The text, however, pairs excellently with excerpts from Plato’s Republic or just The Allegory of the Cave. One of the most compelling dimensions of the story is epistemological, about how we see the world around us, often through illusion. The boy is deceived by his own physical vision (his eyes), one tinted by an adolescent desire that creates an illusory reality in his mind.
An ideal pairing would be to read and discuss The Allegory of the Cave first and then move to “Araby.” However, many of these philosophical questions can be asked about “Araby” alone, even if you haven’t read Plato. “Araby” alone or in conjunction with Plato could be a part of an early lesson on epistemology.
Discussion Questions
- How does Joyce foreground the idea that part of the purpose of this story is an examination of seeing?
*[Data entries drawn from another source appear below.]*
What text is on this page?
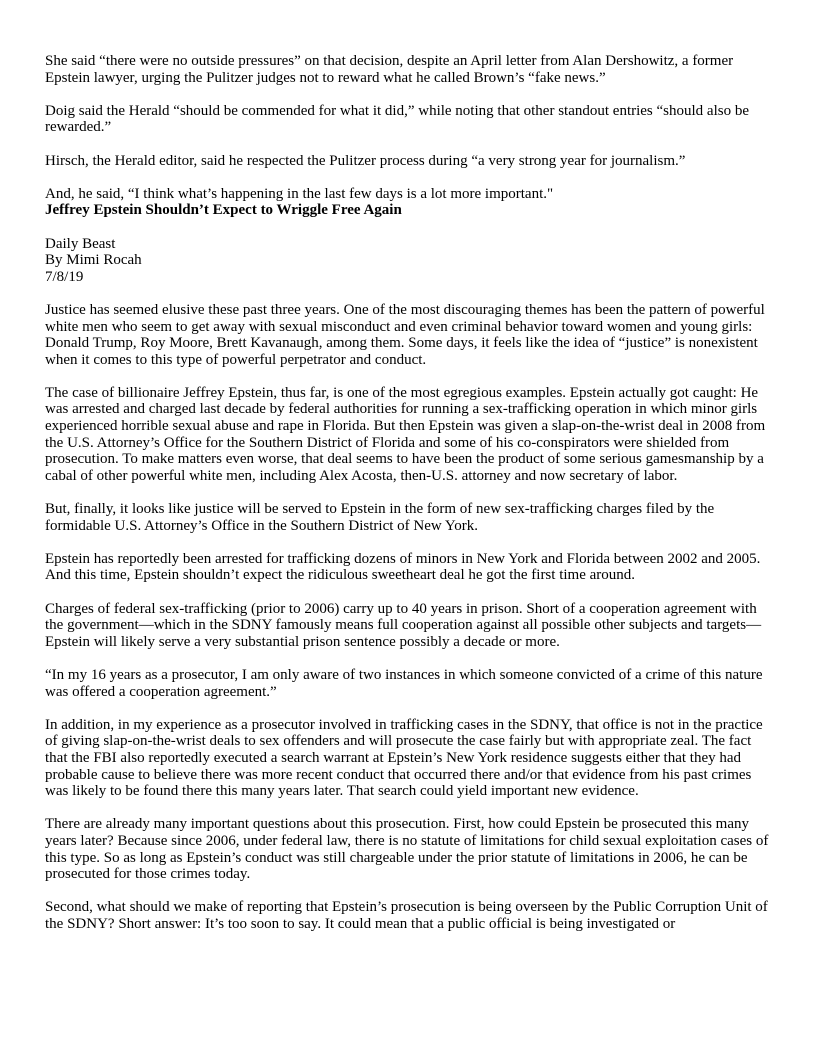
She said “there were no outside pressures” on that decision, despite an April letter from Alan Dershowitz, a former Epstein lawyer, urging the Pulitzer judges not to reward what he called Brown’s “fake news.”

Doig said the Herald “should be commended for what it did,” while noting that other standout entries “should also be rewarded.”

Hirsch, the Herald editor, said he respected the Pulitzer process during “a very strong year for journalism.”

And, he said, “I think what’s happening in the last few days is a lot more important."

Jeffrey Epstein Shouldn’t Expect to Wriggle Free Again
Daily Beast
By Mimi Rocah
7/8/19

Justice has seemed elusive these past three years. One of the most discouraging themes has been the pattern of powerful white men who seem to get away with sexual misconduct and even criminal behavior toward women and young girls: Donald Trump, Roy Moore, Brett Kavanaugh, among them. Some days, it feels like the idea of “justice” is nonexistent when it comes to this type of powerful perpetrator and conduct.

The case of billionaire Jeffrey Epstein, thus far, is one of the most egregious examples. Epstein actually got caught: He was arrested and charged last decade by federal authorities for running a sex-trafficking operation in which minor girls experienced horrible sexual abuse and rape in Florida. But then Epstein was given a slap-on-the-wrist deal in 2008 from the U.S. Attorney’s Office for the Southern District of Florida and some of his co-conspirators were shielded from prosecution. To make matters even worse, that deal seems to have been the product of some serious gamesmanship by a cabal of other powerful white men, including Alex Acosta, then-U.S. attorney and now secretary of labor.

But, finally, it looks like justice will be served to Epstein in the form of new sex-trafficking charges filed by the formidable U.S. Attorney’s Office in the Southern District of New York.

Epstein has reportedly been arrested for trafficking dozens of minors in New York and Florida between 2002 and 2005. And this time, Epstein shouldn’t expect the ridiculous sweetheart deal he got the first time around.

Charges of federal sex-trafficking (prior to 2006) carry up to 40 years in prison. Short of a cooperation agreement with the government—which in the SDNY famously means full cooperation against all possible other subjects and targets—Epstein will likely serve a very substantial prison sentence possibly a decade or more.

“In my 16 years as a prosecutor, I am only aware of two instances in which someone convicted of a crime of this nature was offered a cooperation agreement.”

In addition, in my experience as a prosecutor involved in trafficking cases in the SDNY, that office is not in the practice of giving slap-on-the-wrist deals to sex offenders and will prosecute the case fairly but with appropriate zeal. The fact that the FBI also reportedly executed a search warrant at Epstein’s New York residence suggests either that they had probable cause to believe there was more recent conduct that occurred there and/or that evidence from his past crimes was likely to be found there this many years later. That search could yield important new evidence.

There are already many important questions about this prosecution. First, how could Epstein be prosecuted this many years later? Because since 2006, under federal law, there is no statute of limitations for child sexual exploitation cases of this type. So as long as Epstein’s conduct was still chargeable under the prior statute of limitations in 2006, he can be prosecuted for those crimes today.

Second, what should we make of reporting that Epstein’s prosecution is being overseen by the Public Corruption Unit of the SDNY? Short answer: It’s too soon to say. It could mean that a public official is being investigated or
According to Joyce, how do we see reality? Can we trust the way we see the world?
- Introduce or tap into the notion of ontology. Is there a knowable and objective reality in this story? Can we know that reality through the boy’s eyes?
- Is the boy deceived? If so, why? What passages in the story might be examples of false or deceptive seeing? Is any objective "reality" knowable?
- Close read the fifth paragraph of the story beginning, “Her image accompanied me even in places the most hostile to romance...” Psychologically, what is the boy doing here? What kind of “reality” is he constructing in his mind?
- Connect to the Cave. How is the boy in a cave? Does the boy ever realize, even in a small way, the cave that he is in? Do we see Platonic notions or imagery in this story?
- How might “Araby” reinforce, connect to, or question Plato’s theory of forms?
- What helps the boy see clearly? What pulls him out of the cave, even for a moment? What kinds of things begin to help you see that you yourself might be in a cave?
- Gender. How is the boy’s gaze gendered, i.e. how does it embody a male way of seeing the world? How would this story be different from a woman’s perspective? Do men and women see the world differently? Is epistemology gendered? Is philosophy gendered? Does Western philosophy reflect a mostly a male-centric way of looking at the world?